Palad khik (token penises, commonly carved from wood) are used in a ritual that takes place nightly in many go-go bars in Bangkok, and derives from Brahmanistic tradition. Here, in the tam sak (make pestle) rite, the palad khik is knocked against tables, chairs, poles, walls and doorjambs, is passed through the legs of girls who are desirous of finding success in love, and spun in a manner to rest pointing at a dancer or waitress who could be destined to find her future that evening.
The palad khik used in this ritual must have originally been a pestle stolen from the mortar of a widow. The pestle becomes a relic that remains on the hing (altar) of the bar, until removed to perform tam sak. It has now gained the status of possessor of magic, it is waiied (bowed to), given garlands and incense, and protected from theft or mishap.
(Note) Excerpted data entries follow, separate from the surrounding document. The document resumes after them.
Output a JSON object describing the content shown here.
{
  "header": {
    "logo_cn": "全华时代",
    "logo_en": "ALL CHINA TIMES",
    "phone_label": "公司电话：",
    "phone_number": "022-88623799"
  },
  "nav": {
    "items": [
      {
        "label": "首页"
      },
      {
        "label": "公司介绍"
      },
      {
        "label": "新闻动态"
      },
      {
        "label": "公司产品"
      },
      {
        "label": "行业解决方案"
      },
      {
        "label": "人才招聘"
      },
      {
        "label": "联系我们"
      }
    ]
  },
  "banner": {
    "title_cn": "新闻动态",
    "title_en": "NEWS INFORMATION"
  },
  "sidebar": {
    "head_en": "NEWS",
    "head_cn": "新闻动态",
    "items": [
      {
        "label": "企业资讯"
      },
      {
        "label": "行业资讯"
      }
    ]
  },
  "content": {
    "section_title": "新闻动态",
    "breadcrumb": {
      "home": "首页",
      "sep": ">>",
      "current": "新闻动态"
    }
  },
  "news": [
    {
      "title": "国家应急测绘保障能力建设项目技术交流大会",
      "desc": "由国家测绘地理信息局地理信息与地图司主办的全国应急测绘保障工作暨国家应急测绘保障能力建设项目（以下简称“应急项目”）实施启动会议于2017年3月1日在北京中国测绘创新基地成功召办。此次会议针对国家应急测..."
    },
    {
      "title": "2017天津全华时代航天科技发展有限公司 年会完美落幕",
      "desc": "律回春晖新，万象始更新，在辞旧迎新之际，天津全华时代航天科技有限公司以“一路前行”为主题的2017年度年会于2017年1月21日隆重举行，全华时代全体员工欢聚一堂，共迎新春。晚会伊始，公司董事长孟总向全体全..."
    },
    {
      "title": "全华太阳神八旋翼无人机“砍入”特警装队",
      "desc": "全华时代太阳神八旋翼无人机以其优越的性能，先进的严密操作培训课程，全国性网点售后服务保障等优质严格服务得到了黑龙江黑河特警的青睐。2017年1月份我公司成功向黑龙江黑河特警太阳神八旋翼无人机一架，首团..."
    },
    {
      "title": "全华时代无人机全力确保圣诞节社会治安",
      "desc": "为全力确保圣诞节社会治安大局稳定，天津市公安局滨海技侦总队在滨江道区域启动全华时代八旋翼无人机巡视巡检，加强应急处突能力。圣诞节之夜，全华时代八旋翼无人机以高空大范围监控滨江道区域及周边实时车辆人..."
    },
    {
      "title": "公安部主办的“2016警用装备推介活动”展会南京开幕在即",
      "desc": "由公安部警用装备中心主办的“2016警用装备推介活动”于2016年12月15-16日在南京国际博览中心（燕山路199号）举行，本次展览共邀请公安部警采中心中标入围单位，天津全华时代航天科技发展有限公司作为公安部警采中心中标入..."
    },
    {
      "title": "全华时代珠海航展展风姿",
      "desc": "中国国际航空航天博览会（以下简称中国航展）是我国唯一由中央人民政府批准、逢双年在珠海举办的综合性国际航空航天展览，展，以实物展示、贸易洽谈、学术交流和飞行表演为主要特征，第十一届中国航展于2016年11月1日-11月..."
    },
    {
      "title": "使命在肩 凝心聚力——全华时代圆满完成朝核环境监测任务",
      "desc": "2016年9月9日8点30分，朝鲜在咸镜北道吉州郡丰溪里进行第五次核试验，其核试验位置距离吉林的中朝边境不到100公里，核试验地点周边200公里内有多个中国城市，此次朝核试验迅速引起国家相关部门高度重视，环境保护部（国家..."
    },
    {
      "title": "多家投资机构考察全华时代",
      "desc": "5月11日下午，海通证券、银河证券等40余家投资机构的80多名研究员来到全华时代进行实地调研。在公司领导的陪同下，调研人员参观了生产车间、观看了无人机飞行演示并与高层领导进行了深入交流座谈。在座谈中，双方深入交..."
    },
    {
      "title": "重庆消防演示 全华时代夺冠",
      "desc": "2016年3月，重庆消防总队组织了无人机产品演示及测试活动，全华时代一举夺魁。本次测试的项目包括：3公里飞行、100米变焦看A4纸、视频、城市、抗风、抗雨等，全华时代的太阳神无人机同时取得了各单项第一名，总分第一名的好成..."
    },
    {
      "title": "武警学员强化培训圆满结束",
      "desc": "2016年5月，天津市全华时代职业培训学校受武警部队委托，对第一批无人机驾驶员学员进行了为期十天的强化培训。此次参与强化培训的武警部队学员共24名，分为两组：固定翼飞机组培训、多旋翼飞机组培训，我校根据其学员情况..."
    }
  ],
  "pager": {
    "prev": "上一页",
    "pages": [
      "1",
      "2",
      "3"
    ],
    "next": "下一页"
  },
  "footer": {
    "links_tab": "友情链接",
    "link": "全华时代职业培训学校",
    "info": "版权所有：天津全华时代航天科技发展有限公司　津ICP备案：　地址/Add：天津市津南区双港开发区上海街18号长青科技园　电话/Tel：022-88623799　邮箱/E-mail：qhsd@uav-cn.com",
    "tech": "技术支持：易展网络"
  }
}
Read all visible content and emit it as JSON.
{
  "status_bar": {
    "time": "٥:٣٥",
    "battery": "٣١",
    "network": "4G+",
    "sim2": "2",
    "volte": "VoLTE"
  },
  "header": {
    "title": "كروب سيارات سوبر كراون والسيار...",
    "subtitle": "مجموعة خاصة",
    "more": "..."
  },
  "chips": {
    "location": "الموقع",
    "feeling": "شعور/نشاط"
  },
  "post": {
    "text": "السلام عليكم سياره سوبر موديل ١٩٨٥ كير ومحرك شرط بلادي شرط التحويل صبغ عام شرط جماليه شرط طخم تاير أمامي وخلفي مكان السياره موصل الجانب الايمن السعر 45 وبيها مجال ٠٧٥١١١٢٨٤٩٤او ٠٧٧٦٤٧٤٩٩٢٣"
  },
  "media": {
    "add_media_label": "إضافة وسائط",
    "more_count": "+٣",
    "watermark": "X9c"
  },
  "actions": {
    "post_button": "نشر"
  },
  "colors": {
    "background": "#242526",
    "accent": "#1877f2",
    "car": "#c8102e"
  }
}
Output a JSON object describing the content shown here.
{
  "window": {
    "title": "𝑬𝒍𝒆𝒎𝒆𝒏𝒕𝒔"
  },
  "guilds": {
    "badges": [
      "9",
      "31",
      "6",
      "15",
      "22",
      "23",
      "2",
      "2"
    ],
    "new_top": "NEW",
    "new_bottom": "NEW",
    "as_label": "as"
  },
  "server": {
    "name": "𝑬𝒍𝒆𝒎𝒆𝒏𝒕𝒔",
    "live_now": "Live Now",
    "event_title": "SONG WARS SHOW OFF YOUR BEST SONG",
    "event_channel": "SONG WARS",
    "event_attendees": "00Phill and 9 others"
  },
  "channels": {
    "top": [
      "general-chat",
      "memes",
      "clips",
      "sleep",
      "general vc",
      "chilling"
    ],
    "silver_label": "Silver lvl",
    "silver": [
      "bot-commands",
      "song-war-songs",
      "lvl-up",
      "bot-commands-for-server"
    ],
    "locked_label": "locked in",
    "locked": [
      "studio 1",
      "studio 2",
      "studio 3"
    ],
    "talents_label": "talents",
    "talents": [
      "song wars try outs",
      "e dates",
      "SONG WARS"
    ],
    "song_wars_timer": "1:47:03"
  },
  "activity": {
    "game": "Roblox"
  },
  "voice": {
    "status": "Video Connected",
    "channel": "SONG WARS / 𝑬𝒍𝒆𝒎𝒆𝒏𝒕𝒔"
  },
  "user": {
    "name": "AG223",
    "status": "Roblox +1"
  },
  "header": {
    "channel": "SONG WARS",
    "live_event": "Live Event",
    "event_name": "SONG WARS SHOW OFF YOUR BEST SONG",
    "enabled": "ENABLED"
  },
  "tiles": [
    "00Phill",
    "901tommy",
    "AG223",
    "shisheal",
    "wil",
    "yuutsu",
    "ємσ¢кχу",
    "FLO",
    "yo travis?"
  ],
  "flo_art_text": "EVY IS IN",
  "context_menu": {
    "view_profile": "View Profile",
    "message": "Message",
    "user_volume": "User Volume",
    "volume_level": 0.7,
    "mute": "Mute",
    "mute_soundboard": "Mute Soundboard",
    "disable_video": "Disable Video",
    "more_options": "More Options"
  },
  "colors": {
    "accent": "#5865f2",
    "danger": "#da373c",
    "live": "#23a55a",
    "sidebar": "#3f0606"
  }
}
To begin, the woman initiating the ritual lights incense at the hing, waiing while holding the joss sticks between her hands. She removes the palad khik, then dips it in a glass of liquid, typically Mekhong whisky and sugar (it is believed that the inclusion of the alcoholic beverage will cause customers to drink more, and spend more money in the company of the girls). She then repeatedly dips the palad khik in the glass, stiking it against all four sides of the door frame of the entrance to the bar. She then tosses the contents of the glass over her shoulder, and out the door of the bar. After refilling the glass, she returns a turns her attentions inward. Standing again inside the door frame, she bends over, opens her legs, and rapidly passes the glass of alcohol and the palad khik around her thighs, several times. Several girls line up behind her, and they all bend over, each holding the girl in front of her by the hips. The girl who initiated the ritual now tosses the remainder of the sugared alcohol through her legs, and outside the bar.
She proceeds inside, where she begins to knock the palad khik against chairs, tables, the stage, and the bar. Next, she takes the lead in a lineup group of girls in skirts, each holding the hips of the girl in front of her. While the girls’ hips gyrate, the lead girl, using the palad khik as a stylus, repeatedly draws representations of male genitalia on the floor, using a repeating series of circular motifs. The leader now shoots the palad khik backward along the floor, through the legs of each girl, finally coming to rest against a far wall. The palad khik is retrieved, more nearby objects are knocked with the palad khik, and the line-up process continues several times more, until the interior parameter of the bar has been circumnavigated.
Up until now, the participants have been relatively small in number. The dancers, meanwhile have been on stage, dancing to music, casually ignoring the tam sak ceremony. Their turns have arrived. The lead girl has now jumps on the circular, revolving stage, the dancers fanning out in a 360 degree arc. The girl spins the palad khik, and the bulbous head eventually comes to a stop, pointed in the direction of one of the dancers. The girls all scream… chok dee, Good Luck! The girl is high-fived by her colleagues. Twice more, the palad khik is spun. On the second round, the palad khik luckily points to the same dancer, who now has twice the fortune.
After the third spin, the lead girl jumps off stage, and begins to bounce the palad khik against the white board upon which girls who are selected by customers for the evening will have their names placed. She then moves to the tip jar, located near the front door, and repeatedly thrusts the palad khik into the jar. Then, she removes money from the jar, places it to her forehead, then rubs the money against her chest, several times. She knocks the palad khik inside the bar’s cash drawer, being careful to touch every slot. The ritual finished, she returns the palad khik to the hing, and the ritual is complete.
This Brahmanistic ritual celebrates sexual regeneration, and is metaphorically rich, from the use of a pestle to the open legs of the participants, through which the phallic symbol must pass. It occurs at many Bangkok bars, and most girls are active participants in at least some form of the ritual, even those who don’t believe in the precept. The fact that men have the traditional responsibility of taking care of women ensures that tam sak will continue to be performed at adult venues for the foreseeable future. This forms the basis in value for tam sak, as female employees of the bars seek their own financial well-being, and that of their families. The ritual of tam sak carries the hopeful promise that the woman who is favored by the lucky spin will tonight meet a wealthy and kind man, with whom she can chart a future.